Pi Canis Majoris

Observation data Epoch J2000.0 Equinox J2000.0 (ICRS)
- Constellation: Canis Major
- Right ascension: 06^{h} 55^{m} 37.430^{s}
- Declination: −20° 08′ 11.39″
- Apparent magnitude (V): +4.69

Characteristics
- Evolutionary stage: main sequence
- Spectral type: F1.5 V
- U−B color index: +0.06
- B−V color index: +0.36

Astrometry
- Radial velocity (R_{v}): −37.9±5.5 km/s
- Proper motion (μ): RA: +51.109 mas/yr Dec.: +39.971 mas/yr
- Parallax (π): 33.5731±0.0952 mas
- Distance: 97.1 ± 0.3 ly (29.79 ± 0.08 pc)
- Absolute magnitude (M_{V}): +2.06

Details

π CMa A
- Mass: 1.62±0.04 M_{☉}
- Radius: 2.29±0.05 R_{☉}
- Luminosity: 9.83^{+0.06} _{−0.08} L_{☉}
- Surface gravity (log g): 3.84^{+0.01} _{−0.03} cgs
- Temperature: 6,747±4 K
- Metallicity [Fe/H]: −0.18 dex
- Rotational velocity (v sin i): 91.7±4.6 km/s
- Age: 0.763 1.64^{+0.04} _{−0.06} Gyr
- Other designations: π CMa, 19 Canis Majoris, BD−19°1610, HD 51199, HIP 33302, HR 2590, SAO 172579, ADS 5602, CCDM 06556-2008

Database references
- SIMBAD: data

= Pi Canis Majoris =

Binary star system in the constellation Canis Major

Pi Canis Majoris is a binary star system in the southern constellation of Canis Major, the 'Greater Dog'. Its name is a Bayer designation that is Latinized from π Canis Majoris, and abbreviated Pi CMa or π CMa. This star is visible to the naked eye, having an apparent visual magnitude of +4.69. Based upon an annual parallax shift of 33.57 mas as seen from Earth, this system is located 97 ly away from the Sun. It is moving in the general direction of the Sun with a radial velocity of −37.9 km/s.
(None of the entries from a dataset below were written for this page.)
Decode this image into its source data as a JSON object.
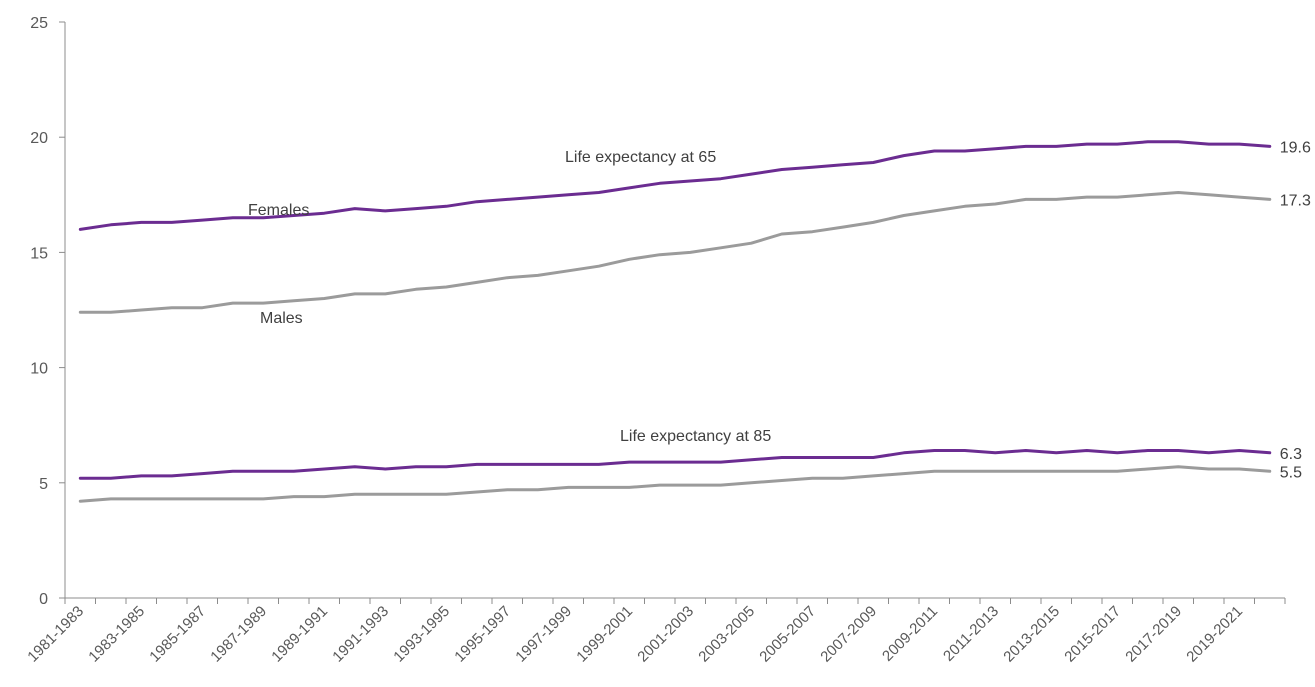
{
  "chart_data": {
    "type": "line",
    "title": "",
    "xlabel": "",
    "ylabel": "",
    "ylim": [
      0,
      25
    ],
    "yticks": [
      0,
      5,
      10,
      15,
      20,
      25
    ],
    "grid": false,
    "x": [
      "1981-1983",
      "1982-1984",
      "1983-1985",
      "1984-1986",
      "1985-1987",
      "1986-1988",
      "1987-1989",
      "1988-1990",
      "1989-1991",
      "1990-1992",
      "1991-1993",
      "1992-1994",
      "1993-1995",
      "1994-1996",
      "1995-1997",
      "1996-1998",
      "1997-1999",
      "1998-2000",
      "1999-2001",
      "2000-2002",
      "2001-2003",
      "2002-2004",
      "2003-2005",
      "2004-2006",
      "2005-2007",
      "2006-2008",
      "2007-2009",
      "2008-2010",
      "2009-2011",
      "2010-2012",
      "2011-2013",
      "2012-2014",
      "2013-2015",
      "2014-2016",
      "2015-2017",
      "2016-2018",
      "2017-2019",
      "2018-2020",
      "2019-2021",
      "2020-2022"
    ],
    "tick_labels": [
      "1981-1983",
      "1983-1985",
      "1985-1987",
      "1987-1989",
      "1989-1991",
      "1991-1993",
      "1993-1995",
      "1995-1997",
      "1997-1999",
      "1999-2001",
      "2001-2003",
      "2003-2005",
      "2005-2007",
      "2007-2009",
      "2009-2011",
      "2011-2013",
      "2013-2015",
      "2015-2017",
      "2017-2019",
      "2019-2021"
    ],
    "series": [
      {
        "name": "Females",
        "group": "65",
        "color": "#6b2c91",
        "end_label": "19.6",
        "values": [
          16.0,
          16.2,
          16.3,
          16.3,
          16.4,
          16.5,
          16.5,
          16.6,
          16.7,
          16.9,
          16.8,
          16.9,
          17.0,
          17.2,
          17.3,
          17.4,
          17.5,
          17.6,
          17.8,
          18.0,
          18.1,
          18.2,
          18.4,
          18.6,
          18.7,
          18.8,
          18.9,
          19.2,
          19.4,
          19.4,
          19.5,
          19.6,
          19.6,
          19.7,
          19.7,
          19.8,
          19.8,
          19.7,
          19.7,
          19.6
        ]
      },
      {
        "name": "Males",
        "group": "65",
        "color": "#9b9b9b",
        "end_label": "17.3",
        "values": [
          12.4,
          12.4,
          12.5,
          12.6,
          12.6,
          12.8,
          12.8,
          12.9,
          13.0,
          13.2,
          13.2,
          13.4,
          13.5,
          13.7,
          13.9,
          14.0,
          14.2,
          14.4,
          14.7,
          14.9,
          15.0,
          15.2,
          15.4,
          15.8,
          15.9,
          16.1,
          16.3,
          16.6,
          16.8,
          17.0,
          17.1,
          17.3,
          17.3,
          17.4,
          17.4,
          17.5,
          17.6,
          17.5,
          17.4,
          17.3
        ]
      },
      {
        "name": "Females",
        "group": "85",
        "color": "#6b2c91",
        "end_label": "6.3",
        "values": [
          5.2,
          5.2,
          5.3,
          5.3,
          5.4,
          5.5,
          5.5,
          5.5,
          5.6,
          5.7,
          5.6,
          5.7,
          5.7,
          5.8,
          5.8,
          5.8,
          5.8,
          5.8,
          5.9,
          5.9,
          5.9,
          5.9,
          6.0,
          6.1,
          6.1,
          6.1,
          6.1,
          6.3,
          6.4,
          6.4,
          6.3,
          6.4,
          6.3,
          6.4,
          6.3,
          6.4,
          6.4,
          6.3,
          6.4,
          6.3
        ]
      },
      {
        "name": "Males",
        "group": "85",
        "color": "#9b9b9b",
        "end_label": "5.5",
        "values": [
          4.2,
          4.3,
          4.3,
          4.3,
          4.3,
          4.3,
          4.3,
          4.4,
          4.4,
          4.5,
          4.5,
          4.5,
          4.5,
          4.6,
          4.7,
          4.7,
          4.8,
          4.8,
          4.8,
          4.9,
          4.9,
          4.9,
          5.0,
          5.1,
          5.2,
          5.2,
          5.3,
          5.4,
          5.5,
          5.5,
          5.5,
          5.5,
          5.5,
          5.5,
          5.5,
          5.6,
          5.7,
          5.6,
          5.6,
          5.5
        ]
      }
    ],
    "annotations": {
      "le65": "Life expectancy at 65",
      "le85": "Life expectancy at 85",
      "females": "Females",
      "males": "Males"
    }
  }
}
This system will make its closest approach in around 733,000 years when it comes within 7 pc.

The brighter primary, component A, is an F-type main-sequence star with a stellar classification of F1.5 V. It is a periodic variable star with a frequency of 11.09569 cycles per day (2.16 hours per cycle) and an amplitude of 0.0025 in magnitude. Based on a stellar model, the star has an estimated 1.6 times the mass of the Sun and 2.3 times the Sun's radius. It is radiating 9.8 times the Sun's luminosity from its photosphere at an effective temperature of around 6,747 K. At an estimated age of around a billion years, it has a high rate of spin with a projected rotational velocity of 92 km/s. The star displays a strong infrared excess at a wavelength of 24 μm and a weaker excess at 70 μm, indicating the presence of a circumstellar disk of dust with an average temperature of 188 K, orbiting at a mean distance of 6.7 AU from the host star.

The magnitude 9.6 companion, component B, lies at an angular separation of 11.6 arc seconds from the primary as of 2008. Their projected separation is about 339 AU.

== In popular culture ==
This star is the origin of the alien crystal, and the destination of starship Salvare, on Netflix show Another Life.